Tampoco se adentró en el tema de la corrupción. Hubiera sido imposible que mencionara los casos emblemáticos mexicanos, pero sí era factible que ubicara el flagelo de la corrupción y la impunidad en el contexto latinoamericano, región que conoce bien. Podía hablar de su propio país, de Brasil, de Chile, de Guatemala, de Honduras, de Panamá y de México como países donde quizás siempre haya estado presente el fenómeno, pero donde ahora las sociedades –en todas las acepciones de la palabra– lo toleran menos. Podía no referirse a la corrupción en términos tan generales que le permitiera a la clase política mexicana desentenderse de sus proclamas: “Es terrible la corrupción en el mundo; ¡qué bueno que no se refirió a nosotros!”. De nuevo, un 10 para EPN.

Asimismo, condenar la violencia para atribuirle toda al narco equivale a hacer caso omiso de la responsabilidad, de diez años para acá, del Estado mexicano. Hubo una decisión de Estado de declarar la guerra; hubo una participación de Estado, a través de fuerzas de seguridad –castrenses y civiles– carentes de la capacidad para librar esa guerra. Y hubo una corresponsabilidad de Estado –del Poder Judicial y Legislativo federales, y de los poderes estatales y municipales– por aceptar esa guerra y la falta de aptitud para ella. No se trata de que los jóvenes no se vuelvan sicarios, ni que los narcos dejen de ser malos. Se trata de un incremento bestial de la violencia desde 2008 como resultado de una política de Estado, aunque los autores materiales de esa violencia sean narcos y sicarios.

Por último, Francisco I habló en Juárez del maltrato a migrantes, pero en abstracto. No citó ni las deportaciones de Obama o los muros de Trump, ni las deportaciones de centroamericanos de EPN. Tal vez ignoraba que en 2015 México deportó a más centroamericanos que Estados Unidos; y que casi deportamos a más migrantes en el sur, que los mexicanos que ellos deportan en el norte.

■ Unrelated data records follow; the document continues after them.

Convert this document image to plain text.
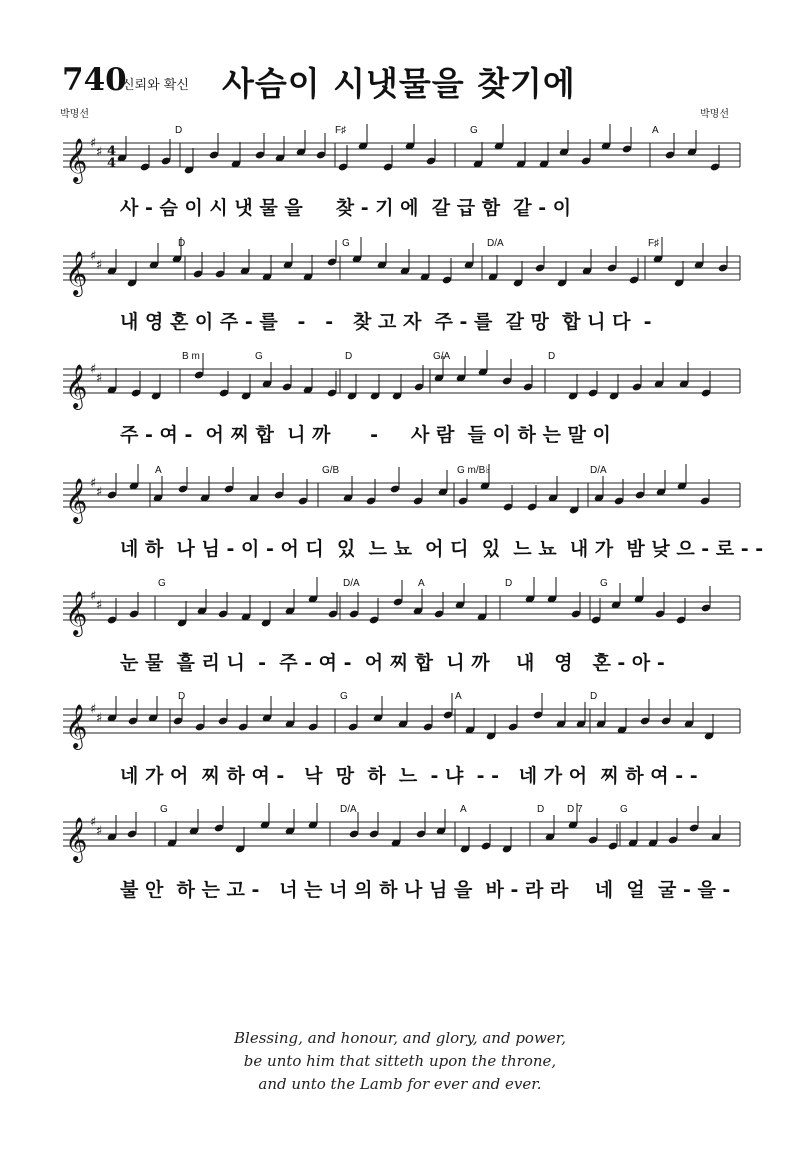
740
신뢰와 확신 사슴이 시냇물을 찾기에
박명선	박명선
𝄞 ♯
♯ 4
4
D	F♯	G	A
사 - 슴 이 시 냇 물 을     찾 - 기 에  갈 급 함  같 - 이
𝄞 ♯
♯
D	G	D/A	F♯
내 영 혼 이 주 - 를   -   -   찾 고 자  주 - 를  갈 망  합 니 다  -
𝄞 ♯
♯
B m	G	D	G/A	D
주 - 여 -  어 찌 합  니 까      -     사 람  들 이 하 는 말 이
𝄞 ♯
♯
A	G/B	G m/B♭	D/A
네 하  나 님 - 이 - 어 디  있  느 뇨  어 디  있  느 뇨  내 가  밤 낮 으 - 로 - -
𝄞 ♯
♯
G	D/A	A	D	G
눈 물  흘 리 니  -  주 - 여 -  어 찌 합  니 까    내   영   혼 - 아 -
𝄞 ♯
♯
D	G	A	D
네 가 어  찌 하 여 -   낙  망  하  느  - 냐  - -   네 가 어  찌 하 여 - -
𝄞 ♯
♯
G	D/A	A	D D 7	G
불 안  하 는 고 -   너 는 너 의 하 나 님 을  바 - 라 라    네  얼  굴 - 을 -
Blessing, and honour, and glory, and power,
be unto him that sitteth upon the throne,
and unto the Lamb for ever and ever.
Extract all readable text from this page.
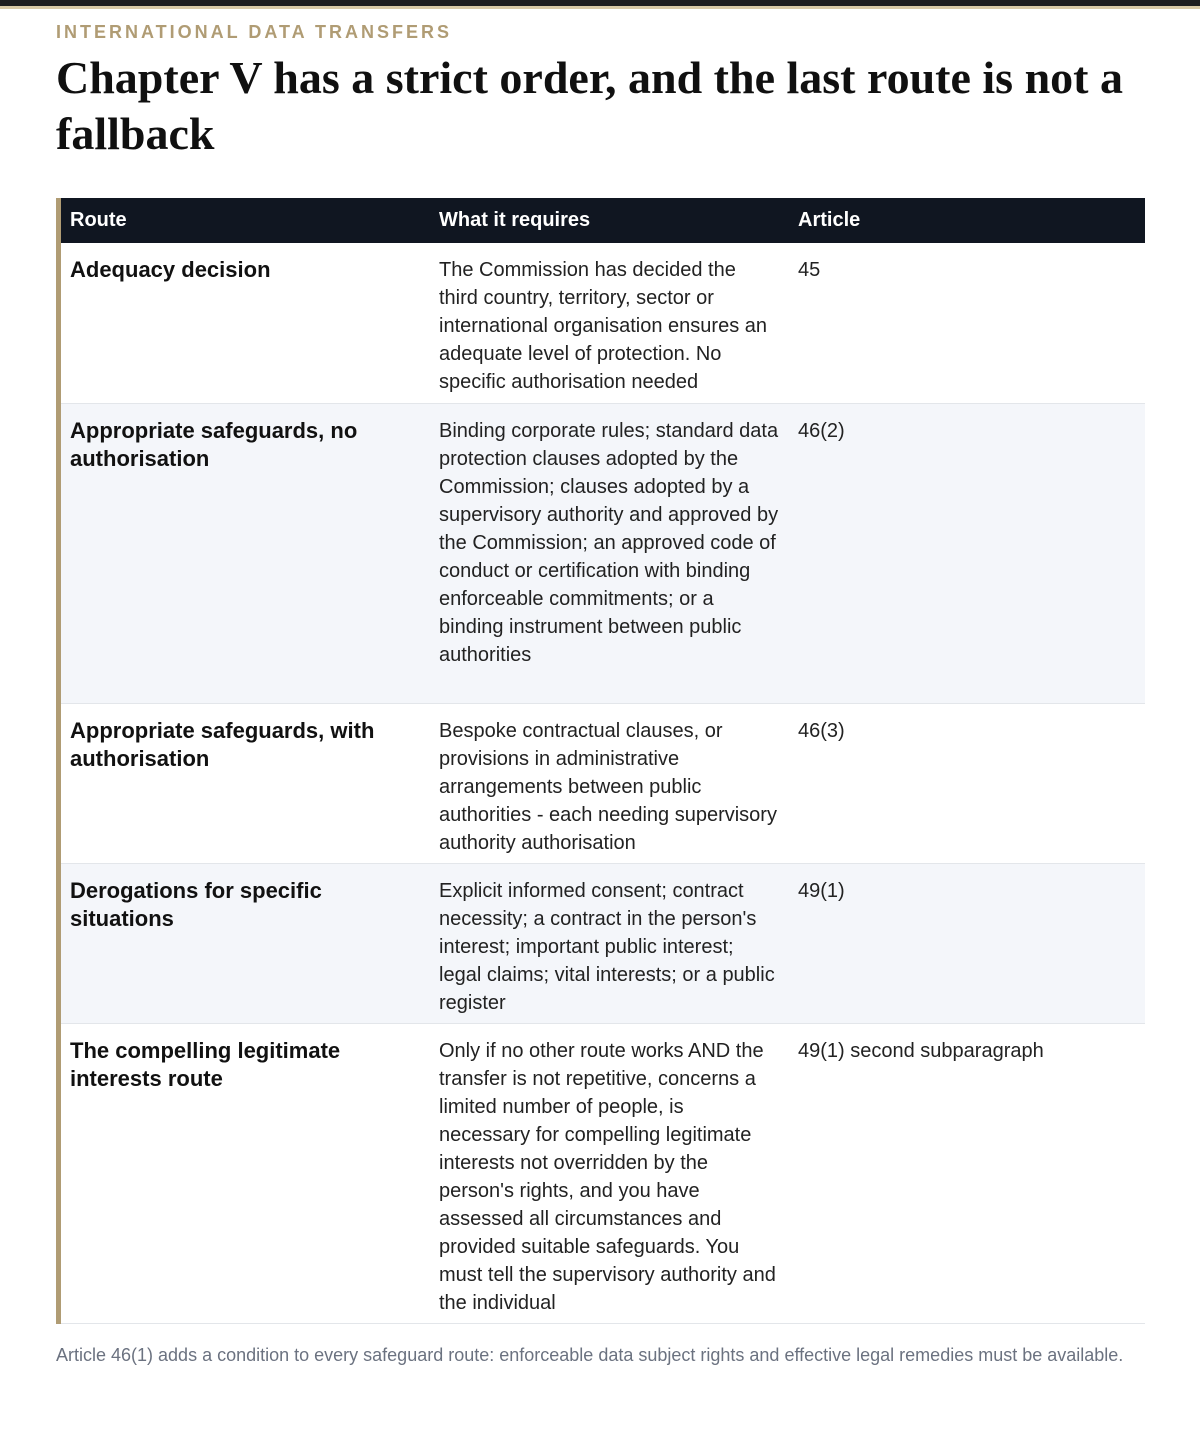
INTERNATIONAL DATA TRANSFERS
Chapter V has a strict order, and the last route is not a fallback
Route	What it requires	Article
Adequacy decision	The Commission has decided the third country, territory, sector or international organisation ensures an adequate level of protection. No specific authorisation needed	45
Appropriate safeguards, no authorisation	Binding corporate rules; standard data protection clauses adopted by the Commission; clauses adopted by a supervisory authority and approved by the Commission; an approved code of conduct or certification with binding enforceable commitments; or a binding instrument between public authorities	46(2)
Appropriate safeguards, with authorisation	Bespoke contractual clauses, or provisions in administrative arrangements between public authorities - each needing supervisory authority authorisation	46(3)
Derogations for specific situations	Explicit informed consent; contract necessity; a contract in the person's interest; important public interest; legal claims; vital interests; or a public register	49(1)
The compelling legitimate interests route	Only if no other route works AND the transfer is not repetitive, concerns a limited number of people, is necessary for compelling legitimate interests not overridden by the person's rights, and you have assessed all circumstances and provided suitable safeguards. You must tell the supervisory authority and the individual	49(1) second subparagraph

Article 46(1) adds a condition to every safeguard route: enforceable data subject rights and effective legal remedies must be available.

¿Era deseable y factible que hablara de todo esto? En mi opinión, lo primero sí, lo segundo por supuesto que no. Los momentos emotivos de la visita –en los hospitales, la cárcel, las calles, las iglesias– son memorables. Los silencios, también. Un cardenal de renombre, Armand Jean du Plessis, mejor conocido como Richelieu, reinventó la razón de Estado en el siglo XVII. San Ignacio de Loyola fundó la Compañía de Jesús poco menos de un siglo antes del encumbramiento del francés y de su idea. Pero nadie como los jesuitas la han entendido.